Lorsque le montant de la subvention est supérieur à 23000 €, une convention est obligatoire. La collectivité territoriale doit conclure une convention avec l’association sportive bénéficiaire définissant l’objet, le montant et les conditions d’utilisation de la subvention attribuée (art 10 de la Loi n°2000-321 du 12 avril 2000).
Quels sont les critères d’attribution à prendre en considération dans votre dossier de demande de subventions ? Il y a d’une part les démarches indispensables à réaliser, et d’autre part, les critères d’éligibilité à savoir avant toute attribution de subvention.
Une demande de subvention est possible si votre association souhaite :
Une association sportive, pour être en mesure de percevoir des subventions, doit justifier du bien-fondé de ses actions qui présentent obligatoirement un « intérêt public local ». Par ailleurs, l’association doit également fonctionner de manière très transparente, en particulier en termes de gestion financière.
Enfin, il est important de noter que les subventions accordées ne doivent pas fausser la concurrence. Toute subvention publique destinée à financer une activité de type économique ou relevant d’un secteur taxable pourra être apparentée à une aide économique. De fait, le droit européen interdit les aides publiques soutenant des services ou productions dans des conditions susceptibles d’affecter les échanges entre États.
Chaque association doit être officiellement déclarée auprès de la préfecture du département où se situe son siège social.
La seconde démarche est l’immatriculation de l’association au répertoire SIRENE. Lors de cette demande d’inscription, il faudra ajouter une copie de la déclaration initiale (parue au JOAFE) et celle des statuts de l’association en question.
En contrepartie, un numéro SIRET sera attribué et un certificat d’inscription sera établi.
À titre informatif, afin de bénéficier de certaines subventions, l’association sportive doit obligatoirement être en possession de l’agrément jeunesse et sport.
Le versement d’une subvention à une association sportive ne pourra se faire qu’après le dépôt d’une demande d’aide officielle.

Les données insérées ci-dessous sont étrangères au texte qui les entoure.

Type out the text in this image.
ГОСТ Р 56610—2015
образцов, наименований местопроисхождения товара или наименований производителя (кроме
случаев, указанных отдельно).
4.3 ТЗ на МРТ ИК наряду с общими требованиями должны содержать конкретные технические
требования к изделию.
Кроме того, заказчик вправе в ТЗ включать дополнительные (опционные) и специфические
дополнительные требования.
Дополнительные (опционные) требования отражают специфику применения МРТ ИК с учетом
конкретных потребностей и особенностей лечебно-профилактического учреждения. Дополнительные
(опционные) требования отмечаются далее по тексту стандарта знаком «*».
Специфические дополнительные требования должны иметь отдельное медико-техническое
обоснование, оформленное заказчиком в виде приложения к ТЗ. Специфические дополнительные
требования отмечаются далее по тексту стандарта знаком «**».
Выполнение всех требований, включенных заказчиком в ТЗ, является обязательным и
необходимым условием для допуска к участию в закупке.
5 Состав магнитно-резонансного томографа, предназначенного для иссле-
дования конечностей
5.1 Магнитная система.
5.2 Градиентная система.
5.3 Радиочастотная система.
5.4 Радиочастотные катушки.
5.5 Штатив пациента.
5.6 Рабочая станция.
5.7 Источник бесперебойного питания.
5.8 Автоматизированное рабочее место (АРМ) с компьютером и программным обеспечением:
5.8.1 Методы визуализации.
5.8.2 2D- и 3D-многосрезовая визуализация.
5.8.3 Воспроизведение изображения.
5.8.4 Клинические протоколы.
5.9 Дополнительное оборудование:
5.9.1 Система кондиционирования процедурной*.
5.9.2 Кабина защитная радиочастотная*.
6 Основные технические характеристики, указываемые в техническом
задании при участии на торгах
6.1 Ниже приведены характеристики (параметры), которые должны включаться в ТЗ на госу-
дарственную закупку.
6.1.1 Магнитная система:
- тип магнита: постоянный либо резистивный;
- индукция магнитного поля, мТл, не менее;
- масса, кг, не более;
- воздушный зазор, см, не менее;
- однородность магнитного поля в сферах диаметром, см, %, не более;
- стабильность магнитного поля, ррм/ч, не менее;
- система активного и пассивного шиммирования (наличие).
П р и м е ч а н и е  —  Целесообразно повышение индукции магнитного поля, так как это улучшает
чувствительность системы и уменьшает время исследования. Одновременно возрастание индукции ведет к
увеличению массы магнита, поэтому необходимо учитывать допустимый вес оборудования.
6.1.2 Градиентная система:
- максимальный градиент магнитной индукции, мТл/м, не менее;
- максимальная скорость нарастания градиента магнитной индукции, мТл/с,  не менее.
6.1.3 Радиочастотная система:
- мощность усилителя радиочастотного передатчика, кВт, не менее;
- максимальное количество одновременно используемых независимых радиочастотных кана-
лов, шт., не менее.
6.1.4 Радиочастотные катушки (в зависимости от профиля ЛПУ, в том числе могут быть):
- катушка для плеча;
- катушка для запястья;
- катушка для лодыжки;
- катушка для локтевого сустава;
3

Celle-ci peut tout à fait se faire en ligne ou bien par voie postale, après que vous ayez téléchargé et rempli le formulaire Cerfa n° 12156*05. Il faudra présenter en détail le projet pour lequel vous souhaitez être subventionné.

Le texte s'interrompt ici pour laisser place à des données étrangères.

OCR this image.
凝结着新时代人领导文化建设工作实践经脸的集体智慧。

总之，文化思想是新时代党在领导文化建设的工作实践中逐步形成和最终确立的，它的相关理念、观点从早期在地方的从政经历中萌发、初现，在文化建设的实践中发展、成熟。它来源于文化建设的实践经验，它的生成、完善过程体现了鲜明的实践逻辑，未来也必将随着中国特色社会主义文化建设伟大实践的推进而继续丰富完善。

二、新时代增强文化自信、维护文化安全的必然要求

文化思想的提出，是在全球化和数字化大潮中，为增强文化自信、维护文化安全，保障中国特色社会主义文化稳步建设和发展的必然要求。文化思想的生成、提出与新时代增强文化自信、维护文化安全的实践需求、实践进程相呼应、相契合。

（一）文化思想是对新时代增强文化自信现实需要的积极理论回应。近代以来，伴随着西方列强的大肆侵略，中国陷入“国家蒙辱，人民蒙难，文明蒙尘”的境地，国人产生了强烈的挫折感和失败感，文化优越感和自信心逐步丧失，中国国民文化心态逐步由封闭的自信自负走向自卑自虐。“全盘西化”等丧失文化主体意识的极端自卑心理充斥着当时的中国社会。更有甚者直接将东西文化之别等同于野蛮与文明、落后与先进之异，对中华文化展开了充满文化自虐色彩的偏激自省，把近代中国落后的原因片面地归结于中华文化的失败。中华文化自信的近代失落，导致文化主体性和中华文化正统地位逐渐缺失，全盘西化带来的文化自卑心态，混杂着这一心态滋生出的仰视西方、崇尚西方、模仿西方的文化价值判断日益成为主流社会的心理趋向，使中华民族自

Il est important de préciser que la demande de subvention peut parfois être longue.
Le financement d’une association sportive via des subventions publiques supposent la réunion de quelques obligations de la part de l’association et de ses membres.

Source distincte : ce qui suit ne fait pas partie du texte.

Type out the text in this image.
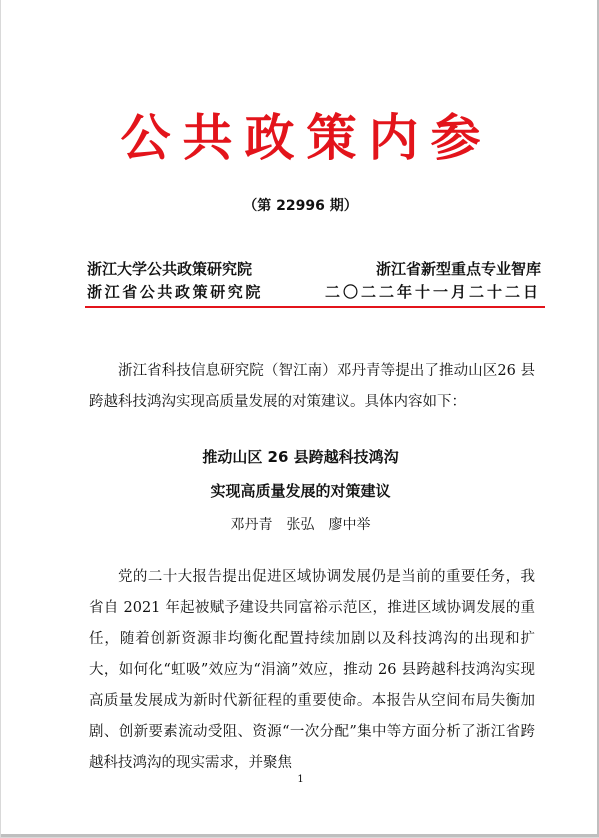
公共政策内参
（第 22996 期）
浙江大学公共政策研究院	浙江省新型重点专业智库
浙江省公共政策研究院	二〇二二年十一月二十二日
浙江省科技信息研究院（智江南）邓丹青等提出了推动山区26 县跨越科技鸿沟实现高质量发展的对策建议。具体内容如下：
推动山区 26 县跨越科技鸿沟
实现高质量发展的对策建议
邓丹青　张弘　廖中举
党的二十大报告提出促进区域协调发展仍是当前的重要任务，我省自 2021 年起被赋予建设共同富裕示范区，推进区域协调发展的重任，随着创新资源非均衡化配置持续加剧以及科技鸿沟的出现和扩大，如何化“虹吸”效应为“涓滴”效应，推动 26 县跨越科技鸿沟实现高质量发展成为新时代新征程的重要使命。本报告从空间布局失衡加剧、创新要素流动受阻、资源“一次分配”集中等方面分析了浙江省跨越科技鸿沟的现实需求，并聚焦
1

L’association, si elle a été la bénéficiaire d’une subvention, se devra en effet de transmettre un compte rendu financier à l’organisme verseur. Ce document vise à prouver que les dépenses sont conformes avec le projet motivant la subvention. Il faudra l’envoyer au maximum 6 mois après la clôture de l’exercice durant lequel la subvention a été versée. Ce compte-rendu est à établir à l’aide du formulaire Cerfa n°15059*02.
Par ailleurs, en tant qu’association sportive subventionnée, un contrôle financier lié à l’utilisation des aides publiques obtenues peut être effectué. Ce contrôle permet d’attester le bon usage desdites subventions, si elles sont en lien avec l’objectif fixé par le projet. Ces contrôles peuvent être menés par : L’autorité ayant accordé la subvention, les comptables supérieurs du Trésor ou de l’inspection générale des finances ; ou les comptables supérieurs de certains corps d’inspection ou de la cour des comptes.